Si el texto verniano estigmatiza las desgracias del encierro y la inacción, del mismo modo —en franca “resolución” paradojal— plantea los peligros de una hiperacción y una vida sobremotivada por estímulos constantes, en muchos casos imposibles de asimilar por el alma humana. Si en el comienzo la novela parece maldecir la “lentitud flamenca”  —que impide que la gente se meta en política o entable duelos — como consecuencia de la “oxígena pandemia”, fenómenos de intensa aceleración provocan irrisión: en el teatro local de Quiquendone el cuarto acto de Los Hugonotes de Meyerbeer será representado con un frenesí tal que sus largas seis horas se verán comprimidas a escasos dieciocho minutos.

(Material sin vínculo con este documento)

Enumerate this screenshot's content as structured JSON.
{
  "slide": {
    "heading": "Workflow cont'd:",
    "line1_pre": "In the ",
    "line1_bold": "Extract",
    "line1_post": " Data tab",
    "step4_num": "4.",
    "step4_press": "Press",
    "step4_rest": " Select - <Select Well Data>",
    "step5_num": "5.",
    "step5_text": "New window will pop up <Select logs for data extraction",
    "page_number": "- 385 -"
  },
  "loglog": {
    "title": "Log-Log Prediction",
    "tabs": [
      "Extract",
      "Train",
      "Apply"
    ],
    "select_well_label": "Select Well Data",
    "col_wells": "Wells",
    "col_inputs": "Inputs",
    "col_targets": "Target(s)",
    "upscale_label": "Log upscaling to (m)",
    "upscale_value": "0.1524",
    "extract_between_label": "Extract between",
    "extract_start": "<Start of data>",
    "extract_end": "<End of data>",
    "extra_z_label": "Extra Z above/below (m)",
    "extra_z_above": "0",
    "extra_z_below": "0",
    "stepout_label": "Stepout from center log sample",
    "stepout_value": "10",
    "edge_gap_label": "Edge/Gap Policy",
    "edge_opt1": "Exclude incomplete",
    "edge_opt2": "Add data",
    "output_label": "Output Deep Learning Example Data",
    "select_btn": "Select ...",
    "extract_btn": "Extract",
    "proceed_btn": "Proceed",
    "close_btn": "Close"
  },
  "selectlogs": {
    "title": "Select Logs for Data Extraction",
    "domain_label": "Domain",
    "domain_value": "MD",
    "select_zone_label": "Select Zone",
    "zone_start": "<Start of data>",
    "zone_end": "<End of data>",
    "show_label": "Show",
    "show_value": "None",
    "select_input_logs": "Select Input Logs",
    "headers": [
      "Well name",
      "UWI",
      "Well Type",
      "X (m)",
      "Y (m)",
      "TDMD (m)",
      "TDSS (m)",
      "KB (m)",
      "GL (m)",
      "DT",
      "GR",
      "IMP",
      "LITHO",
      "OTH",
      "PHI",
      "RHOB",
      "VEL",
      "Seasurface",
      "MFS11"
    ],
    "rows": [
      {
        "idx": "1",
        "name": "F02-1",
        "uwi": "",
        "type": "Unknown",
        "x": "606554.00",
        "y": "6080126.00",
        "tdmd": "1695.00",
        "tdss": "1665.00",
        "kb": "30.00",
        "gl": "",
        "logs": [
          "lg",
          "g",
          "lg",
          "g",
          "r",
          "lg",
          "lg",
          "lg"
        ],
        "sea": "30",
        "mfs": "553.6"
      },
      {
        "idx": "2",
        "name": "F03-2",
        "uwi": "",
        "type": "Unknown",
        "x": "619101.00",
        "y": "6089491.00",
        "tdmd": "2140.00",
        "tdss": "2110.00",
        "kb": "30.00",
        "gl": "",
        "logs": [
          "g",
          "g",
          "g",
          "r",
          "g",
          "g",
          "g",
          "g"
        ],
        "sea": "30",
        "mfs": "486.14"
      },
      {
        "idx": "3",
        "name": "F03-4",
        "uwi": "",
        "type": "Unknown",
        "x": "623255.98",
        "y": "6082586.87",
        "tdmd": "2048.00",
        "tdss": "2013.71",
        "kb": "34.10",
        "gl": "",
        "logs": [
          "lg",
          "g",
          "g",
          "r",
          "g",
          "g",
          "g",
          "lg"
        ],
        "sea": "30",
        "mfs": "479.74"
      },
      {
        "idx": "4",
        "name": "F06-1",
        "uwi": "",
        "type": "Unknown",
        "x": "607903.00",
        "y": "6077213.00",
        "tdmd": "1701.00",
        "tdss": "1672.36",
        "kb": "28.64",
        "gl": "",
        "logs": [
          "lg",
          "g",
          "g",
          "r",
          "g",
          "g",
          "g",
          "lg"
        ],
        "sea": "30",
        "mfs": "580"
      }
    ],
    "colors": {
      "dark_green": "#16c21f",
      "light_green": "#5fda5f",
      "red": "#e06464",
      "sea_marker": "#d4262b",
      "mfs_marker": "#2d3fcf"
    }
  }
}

La “epidemia de la vitalidad” que azota a los habitantes del pueblo de Verne —antes calmos y quedos en la tranquilidad de sus hogares— nos hace pensar también —desde los confinamientos actuales de aislamiento obligatorio, la reducción drástica de la movilidad y el distanciamiento social con base en la teoría matemática de los grafos— en los extendidos males de nuestro mundo contemporáneo. ¿Acaso no son las crisis pandémicas “aceleradores de la historia” que permiten que tendencias que ya estaban “en el aire” precipiten su aparición y produzcan peripatéticos cambios de hábitos?

6.

Jules Verne — quien ya había indagado en los “beneficios” de la sobreventilación en su inolvidable Alrededor de la luna (1869)— escribió pocos obras tan efectivas como este “experimento” del Doctor Ox publicada en 1874, el mismo año en que da a conocer La Vuelta al Mundo en ochenta días acaso su texto más célebre. Las inquietantes postulaciones del autor de Paris en el siglo XX apelan a los intereses y a la posibilidades de máxima de la ciencia y a sus intentos paroxísticos en los que —ya sea por confeso desconocimiento del mal o por llana convicción— sociedades enteras pueden transformarse en involuntarios cobayos de antojos políticos, económicos, sociales o sanitarios hasta tanto la “verdad” se rebele como “progreso”, vacuna o superadora organización social. Verne  —que practicó como nadie la “novela de anticipación” a través de su vasta fantasía creadora—   pensó sin embargo que los límites de sus visiones debían ser limitados o estrechos: no deseaba imaginar nada que no pudiera realizarse alguna vez de acuerdo a las posibilidades de la ciencia de su época: “En resumen, y para concluir, la virtud, el valor, el talento, el ingenio, la imaginación, todas esas cualidades o facultades, ¿son tan sólo una cuestión de oxígeno?”